A recipe typical of Veracruz and especially the heroic city of Tlapacoyan, is easy, delicious and not believe it cheap. look for references on the Internet and you will know more about the recipe and the place where I am proudly;)
Learn more about Diana Luz Mendoza Gozalez
Ingredients7 portions
Preparation
In a saucepan add oil (3 to 5 tablespoons) and wait until it is very hot, add the beans without broth, fry and add the chayotes, sesame (whole or ground) add the broth of the beans (1 cup) and let them boil until the chayotes are cooked but not too much or they are pureed. Add enough salt to flavor the chayotes and beans.
Add the cebollin and chile piquín (ground with a little bean broth to make it better) stir and extinguish the fire, do not forget that they are beans and if you do not move them enough they will burn. Rectify the flavor and add what you think is necessary.
For the dough you only need to mix the corn dough as if you were making tamales: dough, oil or butter, salt and beat, if you beat the dough by hand you will notice if you need more oil or if it is very greasy, to rectify you I recommend that you reserve a little corn dough in case it is necessary.
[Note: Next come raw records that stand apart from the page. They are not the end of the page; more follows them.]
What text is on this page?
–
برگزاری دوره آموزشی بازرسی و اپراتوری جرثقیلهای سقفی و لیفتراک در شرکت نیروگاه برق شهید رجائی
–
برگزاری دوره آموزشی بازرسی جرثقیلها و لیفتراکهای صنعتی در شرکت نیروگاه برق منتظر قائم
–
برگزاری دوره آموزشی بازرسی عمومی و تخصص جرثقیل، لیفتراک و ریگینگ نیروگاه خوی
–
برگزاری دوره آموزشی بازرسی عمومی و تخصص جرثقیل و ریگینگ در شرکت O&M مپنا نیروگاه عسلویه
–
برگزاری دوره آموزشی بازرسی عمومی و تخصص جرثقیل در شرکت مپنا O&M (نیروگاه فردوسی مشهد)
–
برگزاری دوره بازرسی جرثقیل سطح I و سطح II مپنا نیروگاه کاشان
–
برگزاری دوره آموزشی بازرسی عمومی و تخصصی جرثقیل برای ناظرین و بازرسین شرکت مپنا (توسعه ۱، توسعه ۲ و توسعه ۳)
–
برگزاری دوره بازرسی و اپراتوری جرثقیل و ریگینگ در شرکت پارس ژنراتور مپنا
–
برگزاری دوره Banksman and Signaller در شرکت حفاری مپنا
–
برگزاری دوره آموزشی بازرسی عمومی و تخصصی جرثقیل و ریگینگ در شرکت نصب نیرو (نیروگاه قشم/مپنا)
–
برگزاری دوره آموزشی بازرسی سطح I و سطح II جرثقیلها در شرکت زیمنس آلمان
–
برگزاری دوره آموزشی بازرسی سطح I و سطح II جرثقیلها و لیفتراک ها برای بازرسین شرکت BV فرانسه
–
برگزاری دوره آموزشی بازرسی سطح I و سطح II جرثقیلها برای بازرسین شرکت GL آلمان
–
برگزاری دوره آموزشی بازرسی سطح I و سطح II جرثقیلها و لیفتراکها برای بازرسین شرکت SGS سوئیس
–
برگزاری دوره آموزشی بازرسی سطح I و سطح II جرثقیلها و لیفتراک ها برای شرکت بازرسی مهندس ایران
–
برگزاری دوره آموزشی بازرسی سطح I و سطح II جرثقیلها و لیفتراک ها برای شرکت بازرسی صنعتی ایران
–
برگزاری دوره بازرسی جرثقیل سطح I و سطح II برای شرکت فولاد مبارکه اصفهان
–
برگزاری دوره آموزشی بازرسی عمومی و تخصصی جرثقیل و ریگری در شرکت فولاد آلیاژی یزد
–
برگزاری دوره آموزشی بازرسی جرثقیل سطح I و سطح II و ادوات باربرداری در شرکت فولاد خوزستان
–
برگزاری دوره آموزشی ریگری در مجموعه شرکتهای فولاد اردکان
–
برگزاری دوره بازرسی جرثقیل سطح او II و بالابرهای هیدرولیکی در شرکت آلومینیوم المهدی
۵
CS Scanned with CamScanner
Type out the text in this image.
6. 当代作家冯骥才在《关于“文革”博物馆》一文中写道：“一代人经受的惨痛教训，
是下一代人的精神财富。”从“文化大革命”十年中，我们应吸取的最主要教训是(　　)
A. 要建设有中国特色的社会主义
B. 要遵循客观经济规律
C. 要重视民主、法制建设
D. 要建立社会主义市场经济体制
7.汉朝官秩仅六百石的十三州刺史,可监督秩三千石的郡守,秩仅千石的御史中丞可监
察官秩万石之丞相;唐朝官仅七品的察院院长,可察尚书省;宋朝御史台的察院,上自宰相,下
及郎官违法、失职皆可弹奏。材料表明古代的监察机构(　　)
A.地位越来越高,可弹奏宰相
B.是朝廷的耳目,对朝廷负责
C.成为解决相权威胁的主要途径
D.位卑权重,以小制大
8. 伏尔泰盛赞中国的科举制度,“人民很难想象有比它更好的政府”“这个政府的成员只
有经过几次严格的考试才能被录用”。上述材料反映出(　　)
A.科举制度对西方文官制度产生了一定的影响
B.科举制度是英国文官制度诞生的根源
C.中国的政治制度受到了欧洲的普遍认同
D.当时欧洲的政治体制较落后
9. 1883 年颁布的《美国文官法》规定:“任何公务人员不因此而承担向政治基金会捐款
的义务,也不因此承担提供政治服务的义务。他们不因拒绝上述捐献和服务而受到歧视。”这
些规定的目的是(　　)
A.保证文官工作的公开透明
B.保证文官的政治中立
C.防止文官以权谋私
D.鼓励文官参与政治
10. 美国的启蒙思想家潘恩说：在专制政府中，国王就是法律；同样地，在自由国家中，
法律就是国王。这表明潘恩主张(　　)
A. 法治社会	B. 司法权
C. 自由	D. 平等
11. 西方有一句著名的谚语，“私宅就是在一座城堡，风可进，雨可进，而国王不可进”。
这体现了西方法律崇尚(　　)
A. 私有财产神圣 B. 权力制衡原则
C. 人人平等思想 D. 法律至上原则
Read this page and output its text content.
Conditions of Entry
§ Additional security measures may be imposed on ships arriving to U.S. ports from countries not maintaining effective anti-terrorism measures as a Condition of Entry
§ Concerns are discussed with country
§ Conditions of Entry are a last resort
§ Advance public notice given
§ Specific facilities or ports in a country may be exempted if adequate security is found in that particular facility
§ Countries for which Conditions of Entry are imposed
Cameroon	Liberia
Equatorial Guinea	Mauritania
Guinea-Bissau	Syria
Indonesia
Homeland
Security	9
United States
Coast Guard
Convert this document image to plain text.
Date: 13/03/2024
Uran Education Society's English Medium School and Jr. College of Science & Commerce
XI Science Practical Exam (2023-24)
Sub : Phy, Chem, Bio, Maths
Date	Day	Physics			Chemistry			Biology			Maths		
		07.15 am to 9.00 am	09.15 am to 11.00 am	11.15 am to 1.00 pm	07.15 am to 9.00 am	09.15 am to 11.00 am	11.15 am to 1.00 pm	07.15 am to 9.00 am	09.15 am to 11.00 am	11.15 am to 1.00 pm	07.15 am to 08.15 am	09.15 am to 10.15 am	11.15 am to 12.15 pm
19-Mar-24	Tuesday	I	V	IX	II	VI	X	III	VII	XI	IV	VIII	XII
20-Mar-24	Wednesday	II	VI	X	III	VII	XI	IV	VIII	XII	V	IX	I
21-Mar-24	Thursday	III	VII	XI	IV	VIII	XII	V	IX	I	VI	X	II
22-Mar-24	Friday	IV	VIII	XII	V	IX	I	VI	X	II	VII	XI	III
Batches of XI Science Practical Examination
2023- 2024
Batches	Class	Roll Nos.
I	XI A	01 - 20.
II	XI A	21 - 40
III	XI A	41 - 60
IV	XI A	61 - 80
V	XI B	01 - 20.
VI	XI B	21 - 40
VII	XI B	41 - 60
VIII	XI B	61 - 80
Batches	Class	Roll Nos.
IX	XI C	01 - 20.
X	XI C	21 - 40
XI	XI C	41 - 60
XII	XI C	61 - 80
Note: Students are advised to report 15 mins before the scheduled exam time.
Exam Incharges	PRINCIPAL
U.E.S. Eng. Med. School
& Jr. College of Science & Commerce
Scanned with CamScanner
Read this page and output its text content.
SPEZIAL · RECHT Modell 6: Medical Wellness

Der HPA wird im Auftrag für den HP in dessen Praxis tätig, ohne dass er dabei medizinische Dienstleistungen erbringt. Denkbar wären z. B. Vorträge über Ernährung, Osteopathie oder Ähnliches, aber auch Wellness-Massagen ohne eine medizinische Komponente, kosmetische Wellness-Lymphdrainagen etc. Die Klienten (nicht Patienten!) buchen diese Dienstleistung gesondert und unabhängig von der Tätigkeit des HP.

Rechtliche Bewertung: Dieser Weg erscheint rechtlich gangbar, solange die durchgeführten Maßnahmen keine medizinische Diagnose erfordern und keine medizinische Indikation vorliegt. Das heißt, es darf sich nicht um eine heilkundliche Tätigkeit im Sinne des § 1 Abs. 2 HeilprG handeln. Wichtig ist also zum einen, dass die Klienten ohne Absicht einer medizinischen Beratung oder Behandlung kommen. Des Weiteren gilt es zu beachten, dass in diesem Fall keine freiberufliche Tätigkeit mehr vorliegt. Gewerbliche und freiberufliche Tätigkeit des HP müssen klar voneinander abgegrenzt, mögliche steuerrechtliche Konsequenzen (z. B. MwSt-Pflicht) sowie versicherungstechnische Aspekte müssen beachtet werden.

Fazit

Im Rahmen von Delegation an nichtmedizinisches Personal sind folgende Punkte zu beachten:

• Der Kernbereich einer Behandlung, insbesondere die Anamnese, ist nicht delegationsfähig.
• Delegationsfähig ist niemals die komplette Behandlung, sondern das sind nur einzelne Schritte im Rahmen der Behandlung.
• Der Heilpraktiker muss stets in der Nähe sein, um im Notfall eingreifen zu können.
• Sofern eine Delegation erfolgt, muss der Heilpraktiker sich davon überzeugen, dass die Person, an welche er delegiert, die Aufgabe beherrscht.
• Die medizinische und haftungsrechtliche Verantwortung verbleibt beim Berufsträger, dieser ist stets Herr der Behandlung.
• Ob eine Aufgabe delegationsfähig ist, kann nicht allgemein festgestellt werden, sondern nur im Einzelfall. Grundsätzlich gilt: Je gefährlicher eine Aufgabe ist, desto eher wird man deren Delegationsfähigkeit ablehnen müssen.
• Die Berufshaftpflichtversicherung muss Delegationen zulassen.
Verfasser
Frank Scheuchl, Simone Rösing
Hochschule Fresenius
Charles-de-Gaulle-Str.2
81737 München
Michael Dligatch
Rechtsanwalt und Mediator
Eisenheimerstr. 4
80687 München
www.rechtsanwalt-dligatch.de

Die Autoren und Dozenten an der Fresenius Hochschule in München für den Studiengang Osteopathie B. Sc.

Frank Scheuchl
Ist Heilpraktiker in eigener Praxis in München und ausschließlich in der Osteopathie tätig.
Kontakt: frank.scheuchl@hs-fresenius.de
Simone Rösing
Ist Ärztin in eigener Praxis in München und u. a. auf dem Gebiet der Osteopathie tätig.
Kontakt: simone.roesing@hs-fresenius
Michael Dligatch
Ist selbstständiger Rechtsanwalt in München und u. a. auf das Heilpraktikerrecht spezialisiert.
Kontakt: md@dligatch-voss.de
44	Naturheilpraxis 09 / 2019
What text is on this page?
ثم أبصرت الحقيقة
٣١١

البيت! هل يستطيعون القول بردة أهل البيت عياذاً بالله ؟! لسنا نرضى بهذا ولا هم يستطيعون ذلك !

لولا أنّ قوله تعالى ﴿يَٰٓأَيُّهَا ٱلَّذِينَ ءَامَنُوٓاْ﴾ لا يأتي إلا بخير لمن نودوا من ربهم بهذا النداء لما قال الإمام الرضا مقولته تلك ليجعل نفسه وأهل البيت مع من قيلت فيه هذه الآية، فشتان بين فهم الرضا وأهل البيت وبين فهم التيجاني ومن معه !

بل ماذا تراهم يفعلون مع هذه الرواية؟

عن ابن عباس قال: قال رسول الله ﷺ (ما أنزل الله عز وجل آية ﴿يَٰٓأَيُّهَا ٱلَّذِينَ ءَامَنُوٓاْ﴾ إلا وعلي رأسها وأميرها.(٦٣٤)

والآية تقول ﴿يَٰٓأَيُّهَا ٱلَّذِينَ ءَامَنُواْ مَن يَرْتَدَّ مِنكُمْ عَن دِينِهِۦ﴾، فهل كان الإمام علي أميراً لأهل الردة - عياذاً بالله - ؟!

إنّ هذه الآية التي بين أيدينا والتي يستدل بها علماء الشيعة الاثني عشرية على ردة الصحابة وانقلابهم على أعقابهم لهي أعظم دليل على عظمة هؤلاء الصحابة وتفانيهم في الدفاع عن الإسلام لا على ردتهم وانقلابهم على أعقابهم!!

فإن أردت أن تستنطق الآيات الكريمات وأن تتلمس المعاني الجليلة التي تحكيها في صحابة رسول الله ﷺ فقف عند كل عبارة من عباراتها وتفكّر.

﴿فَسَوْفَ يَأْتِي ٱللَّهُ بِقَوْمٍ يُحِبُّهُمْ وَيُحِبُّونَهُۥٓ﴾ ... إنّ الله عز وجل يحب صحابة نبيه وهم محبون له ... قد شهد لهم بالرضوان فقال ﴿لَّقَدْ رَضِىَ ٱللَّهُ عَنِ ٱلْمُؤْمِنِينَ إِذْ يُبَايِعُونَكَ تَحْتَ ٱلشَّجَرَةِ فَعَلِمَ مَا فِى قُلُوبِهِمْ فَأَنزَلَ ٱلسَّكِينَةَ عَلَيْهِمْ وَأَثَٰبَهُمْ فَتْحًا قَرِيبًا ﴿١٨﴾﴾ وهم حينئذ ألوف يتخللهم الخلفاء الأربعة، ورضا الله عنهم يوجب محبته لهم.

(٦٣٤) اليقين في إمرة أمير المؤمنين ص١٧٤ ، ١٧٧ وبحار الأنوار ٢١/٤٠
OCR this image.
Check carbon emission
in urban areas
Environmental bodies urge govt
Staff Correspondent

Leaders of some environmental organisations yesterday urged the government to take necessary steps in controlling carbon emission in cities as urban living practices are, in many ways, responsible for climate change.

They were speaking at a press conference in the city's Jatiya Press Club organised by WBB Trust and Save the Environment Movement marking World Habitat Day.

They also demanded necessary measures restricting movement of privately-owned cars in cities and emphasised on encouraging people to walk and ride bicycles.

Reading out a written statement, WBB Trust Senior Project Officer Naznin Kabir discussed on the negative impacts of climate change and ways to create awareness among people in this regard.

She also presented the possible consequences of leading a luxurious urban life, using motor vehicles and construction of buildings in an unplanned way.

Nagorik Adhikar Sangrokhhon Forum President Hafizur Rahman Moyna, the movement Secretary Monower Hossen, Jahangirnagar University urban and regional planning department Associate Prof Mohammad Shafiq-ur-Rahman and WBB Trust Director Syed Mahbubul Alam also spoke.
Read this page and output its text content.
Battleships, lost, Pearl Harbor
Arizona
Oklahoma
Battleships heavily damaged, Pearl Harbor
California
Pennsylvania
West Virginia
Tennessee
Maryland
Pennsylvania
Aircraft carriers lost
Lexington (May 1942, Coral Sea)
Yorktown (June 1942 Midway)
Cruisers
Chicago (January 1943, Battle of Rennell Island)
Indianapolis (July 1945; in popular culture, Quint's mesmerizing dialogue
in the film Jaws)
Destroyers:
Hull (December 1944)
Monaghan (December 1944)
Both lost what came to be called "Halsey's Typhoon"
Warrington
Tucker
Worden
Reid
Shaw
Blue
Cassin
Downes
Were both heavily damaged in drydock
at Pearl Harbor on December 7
To assemble our Chilahuates we will use tapioca or tapicon leaves and make sure that they are clean and do not have holes, extend a portion of the dough into a leaf and add a little of the beans that we prepare wraps like a tamale and place them in a steamer until you finish , do not worry if there are beans left over because you can eat them without them being in the Chilahuate.
Let cook over medium heat for 30 minutes if they need more time to leave them until the dough is well sewn as the beans are already sewn.